De sources proches de l’administration pénitentiaire, le président de la CVJR, Mgr Nicodème Barrigah, est allé voir Kpatcha Gnassingbé à son lieu de détention dans l’après-midi de dimanche. « Les deux hommes ont discuté en tête-à-tête pendant plus d’une demi-heure. Aucun agent de l’administration pénitentiaire n’a assisté à cet entretien. Mais à voir le sérieux avec lequel ils se parlaient, il est possible que le prélat soit en mission de bons offices », affirme l’une des sources.
En fait, ce n’est pas la première fois que l’Evêque d’Atakpamé s’intéresse à cette affaire Kpatcha Gnassingbé. Pendant que l’ancien ministre de la Défense et des Anciens Combattants et ses coaccusés étaient détenus à l’ANR, au camp Général Gnassingbé Eyadema et à la Gendarmerie, où ils ne recevaient pas de visite, le prélat avait maintes fois eu à s’entretenir avec des délégations des familles des détenus. Mais il n’est pas arrivé à faire entendre raison au chef de l’Etat qui était décidé à aller jusqu’au bout de sa logique, c’est-à-dire laver le linge sale devant les tribunaux.

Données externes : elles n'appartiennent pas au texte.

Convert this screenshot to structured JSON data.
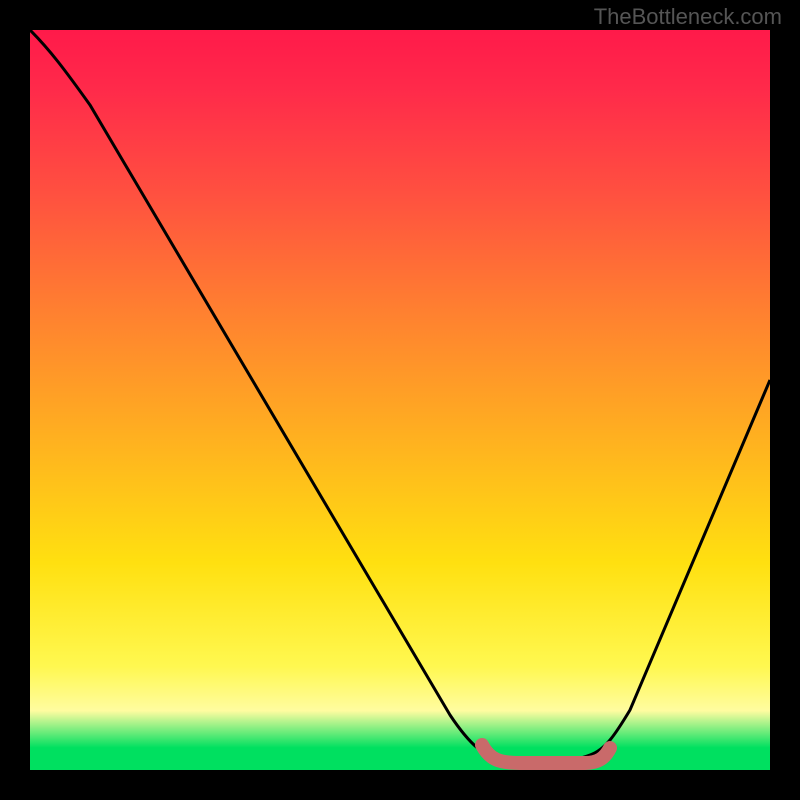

Réussira-t-il cette fois-ci à faire fumer le calumet de la paix aux deux fils Gnassingbé ? La question reste posée. En revanche, il faut le rappeler, tous les détenus dans l’affaire d’atteinte à la sûreté de l’Etat ont introduit, depuis plusieurs mois, une demande de grâce présidentielle. Une sollicitation à laquelle Faure Gnassingbé n’a pas encore donné de suite. Y aurait-il des préalables avant toute libération des détenus ? Est-ce pour cette mission que Mgr Barrigah est allé voir Kpatcha Gnassingbé dimanche dernier ?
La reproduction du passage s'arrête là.